Learning to See by Moving
in Studies on Deep Learning, Computer Vision
WHY?
Feature learning in Convolution Neural Network requires many hand labeled data. It would be useful if one can use other form of supervision. In nature world, organisms acquire many essential information regarding vision by moving itself(egomotion).
WHAT?
This paper tried to prove that the elementary features learned by egomotion is as useful as the one learned with labeled data by comparing the performance of models that have been pre-trained with each. To learn the features with egomotion, this paper suggests two stram architecture that consists of Base-CNN(BCNN) and Top-CNN(TCNN) and trained to classify the type of transformation. This paper suggest Slow Feature Analysis(SFA) as baseline. Based on the principle that useful features change slowly in time, following contrastive loss make the model learn the features that change slowly.

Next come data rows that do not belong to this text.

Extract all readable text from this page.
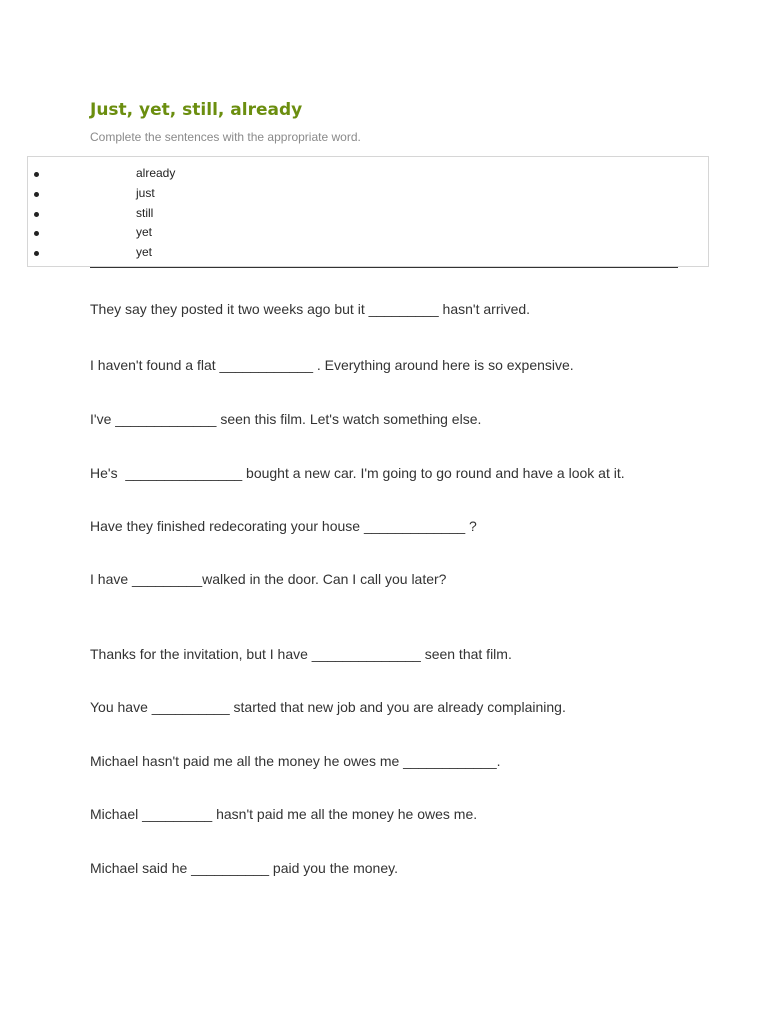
Just, yet, still, already

Complete the sentences with the appropriate word.

already
just
still
yet
yet

They say they posted it two weeks ago but it _________ hasn't arrived.

I haven't found a flat ____________ . Everything around here is so expensive.

I've _____________ seen this film. Let's watch something else.

He's  _______________ bought a new car. I'm going to go round and have a look at it.

Have they finished redecorating your house _____________ ?

I have _________walked in the door. Can I call you later?

Thanks for the invitation, but I have ______________ seen that film.

You have __________ started that new job and you are already complaining.

Michael hasn't paid me all the money he owes me ____________.

Michael _________ hasn't paid me all the money he owes me.

Michael said he __________ paid you the money.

L(x_{t_1}, x_{t_2}, W) = \begin{array}{lr}D(x_{t_1}, x_{t_2}) & if |t_1 - t_2| \leq T \\ 1 - max(0, m - D(x_{t_1}, x_{t_2})) & if |t_1 - t_2| > T \end{array}
So?
This paper proved its concept by validating elementary features learned with MNIST with translation. And then, the model learned elementary features using the dataset of KITTI and SF. The pretrained model showed comparable result to that of AlexNet from scratch, or features learned with SFA in Scene Recognition, Object Recognition, Intra-class keypoint matching and Visual Odometry. Learnt feature may differ by the datasets used for training.
Critic
Very intuitive idea. I think not only elementary features, but also mid level features can be learned from moving(like entity). Something worthy to think about.